Ngeri!! Ini 6 Dampak Negatif Orangtua dengan Pola Asuh "Lebay"
Kupastuntas.co, Bandar Lampung - Apa itu hyper-parenting atau pola asuh "lebay" (berlebih)? Hal tersebut meruakan pola asuh orangtua yang "memacu" anak untuk terus "berlari kencang". Alvin Rosenfeld, psikiater lulusan Cornell University and Harvard University, menyebutkan pola hyper-parenting sebagai pola asuh fasis dan menjauhkan anak dan orangtua dari hal-hal menyenangkan yang seharusnya bisa mereka lakukan.
Menurut Rosenfeld, pola hyper-parenting banyak diterapkan keluarga kelas menengah ke atas. Mereka lebih sering khawatir atas kehidupan anak mereka yang sebenarnya baik-baik saja.
Baca Juga: Ditetapkan Dalam DCT, Tiga Anggota DPRD Tubaba Bakal di PAW
Menurut pakar lain, Terri Apter, seorang ahli psikiatri remaja dari Newnham College, Cambridge, kecenderungan orangtua untuk "memaksa sempurna" anak-anaknya ini dipicu oleh motivasi dan tuntutan yang dibentuk oleh lingkungan sekitarnya.
"Ada anggapan bahwa hal ini adalah pola asuh baru. Orangtua harus mengeluarkan semua potensi anak di usia muda jika orangtua tidak mau kecewa di kemudian hari," kata Apter.
Apa dampak negatif dari pengasuhan "lebay" ini terhadap perkembangan anak? Forum Sahabat Keluarga dari Kemendikbud menyebutkan ada 6 dampak negatif dari pola asuh ini:
- Kurang terampil bersosialisasi Nurul Mufidah dan Muhammad Rifqi dalam penelitiannya yang berjudul " Hyper-parenting Effects Toward Child’s Personality in Stephen King’s Novel Carrie" menemukan sejumlah dampak negatif dari penerapan pola asuh anak ini. "Hyper-parenting akan membuat anak kurang percaya diri, kurang mandiri, mudah menyerah, mudah cemas, dan takut menghadapi dunia luar. Selain itu, anak juga menjadi kurang terampil dalam bersosialisasi,” tulis kedua peneliti.

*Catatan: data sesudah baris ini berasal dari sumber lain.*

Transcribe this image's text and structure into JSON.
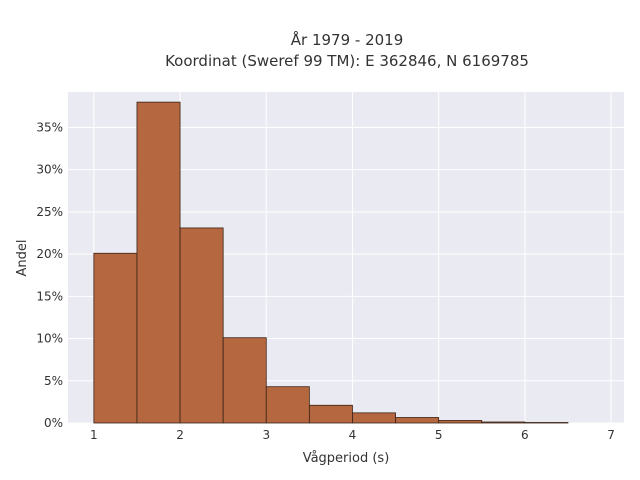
{
  "chart_data": {
    "type": "bar",
    "title_lines": [
      "År 1979 - 2019",
      "Koordinat (Sweref 99 TM): E 362846, N 6169785"
    ],
    "xlabel": "Vågperiod (s)",
    "ylabel": "Andel",
    "bin_edges": [
      1.0,
      1.5,
      2.0,
      2.5,
      3.0,
      3.5,
      4.0,
      4.5,
      5.0,
      5.5,
      6.0,
      6.5
    ],
    "values": [
      20.1,
      38.0,
      23.1,
      10.1,
      4.3,
      2.1,
      1.2,
      0.65,
      0.3,
      0.12,
      0.06
    ],
    "xlim": [
      0.7,
      7.15
    ],
    "ylim": [
      0,
      39.2
    ],
    "x_ticks": [
      1,
      2,
      3,
      4,
      5,
      6,
      7
    ],
    "x_tick_labels": [
      "1",
      "2",
      "3",
      "4",
      "5",
      "6",
      "7"
    ],
    "y_ticks": [
      0,
      5,
      10,
      15,
      20,
      25,
      30,
      35
    ],
    "y_tick_labels": [
      "0%",
      "5%",
      "10%",
      "15%",
      "20%",
      "25%",
      "30%",
      "35%"
    ],
    "grid": true,
    "colors": {
      "bar_fill": "#b5683f",
      "bar_edge": "#3b2216",
      "plot_bg": "#eaeaf2",
      "grid": "#ffffff"
    }
  }
}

- Emosi kaku dan sulit dikontrol Menurut keduanya, hyper-parenting akan menyebabkan anak mempunyai emosi kaku dan sulit dikontrol. Selain itu, anak yang terlalu terbebani dengan aturan dan tugas juga akan membuat tenaga dan pikirannya terkuras, yang bukannya tidak mungkin akan berujung pada masalah kesehatan si anak itu sendiri.
- Gangguan aktivitas fisik Hal ini dijelaskan oleh Ian Janssen dalam risetnya yang berjudul "Hyper-parenting is Negatively Associated with Physical Activity Among 7–12 Year Olds." Penelitian yang melibatkan 724 orangtua dari anak berusia 7-12 tahun di Amerika Utara ini menerangkan bahwa pola asuh hiper ini akan menyebabkan dampak negatif pada aktivitas fisik anak. Padahal, aktivitas fisik ini memainkan peran penting dalam menentukan kesehatan mental, fisik, dan sosial anak.

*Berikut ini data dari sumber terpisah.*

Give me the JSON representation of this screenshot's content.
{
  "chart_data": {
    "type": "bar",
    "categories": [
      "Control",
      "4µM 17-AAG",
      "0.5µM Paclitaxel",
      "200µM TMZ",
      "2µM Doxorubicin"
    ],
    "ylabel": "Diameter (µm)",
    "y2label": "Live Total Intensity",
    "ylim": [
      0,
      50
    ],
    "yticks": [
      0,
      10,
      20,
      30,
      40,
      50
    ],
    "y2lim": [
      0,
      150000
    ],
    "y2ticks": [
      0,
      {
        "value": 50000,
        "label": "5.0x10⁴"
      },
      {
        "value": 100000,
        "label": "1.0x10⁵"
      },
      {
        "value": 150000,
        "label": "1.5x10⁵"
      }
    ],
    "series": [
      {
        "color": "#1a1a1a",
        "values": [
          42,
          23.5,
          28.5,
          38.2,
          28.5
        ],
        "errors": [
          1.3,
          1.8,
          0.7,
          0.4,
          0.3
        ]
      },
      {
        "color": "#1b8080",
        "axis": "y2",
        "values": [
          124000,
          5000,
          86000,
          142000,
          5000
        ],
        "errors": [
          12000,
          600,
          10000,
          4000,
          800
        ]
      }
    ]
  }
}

- Terlalu penurut dan rentan depresi Kebiasaan orangtua mengarahkan anaknya akan membuat anak menjadi terlalu penurut dan kurang bisa mengembangkan bakat dan potensinya sendiri. Banyaknya tugas dari orangtua dan aturan-aturan yang membatasi gerak mereka berpotensi membuat anak tertekan, terbebani, dan rentan depresi.

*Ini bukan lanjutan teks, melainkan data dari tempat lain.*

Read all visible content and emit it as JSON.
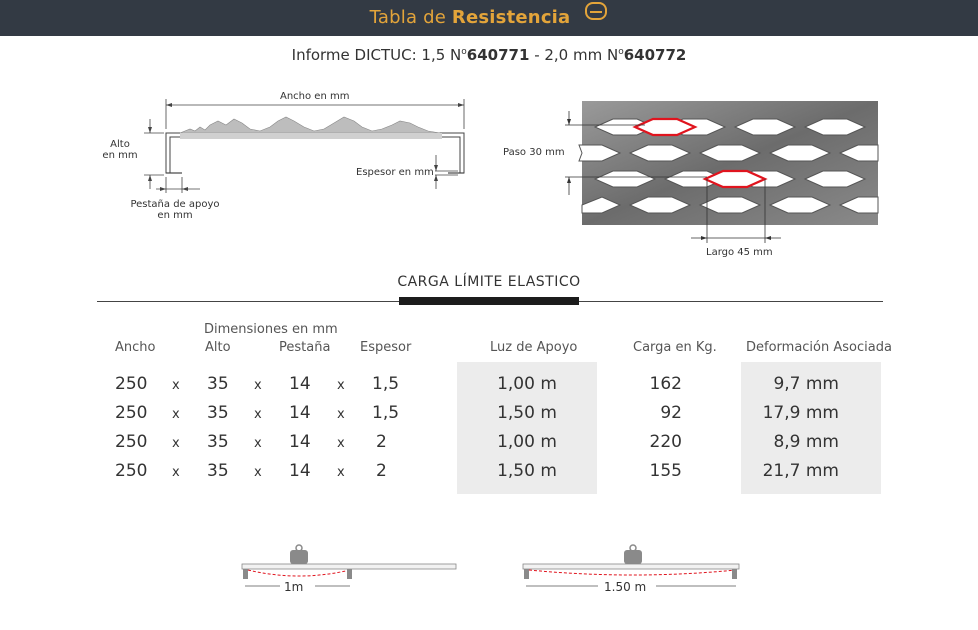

- Rentan menjadi korban perundungan Stanford Dean dan Julie Lythcott-Haims dalam buku "How to Raise an Adult: Break Free of the Overparenting Trap and Prepare Your Kid for Success" menuliskan bahwa anak kurang mendapat kebebasan dari orangtua lebih rentan menjadi korban buli di sekolah ataupun lingkungannya. Perundungan terjadi karena kurangnya kemampuan komunikasi antara anak dengan teman-teman. Peraturan dan tugas yang diarahkan orangtua otomatis membuat anak menjadi lebih sibuk sehingga perlahan akan abai dengan lingkungan sekitar. Kesibukan yang dijalani anak akan membuat waktu bermain anak menjadi sangat kurang. Selain itu, ia secara perlahan ditarik dari lingkungan sosialnya. Konsekuensinya, anak-anak ini akan kesulitan berkomunikasi dengan baik dengan teman-teman sekitarnya.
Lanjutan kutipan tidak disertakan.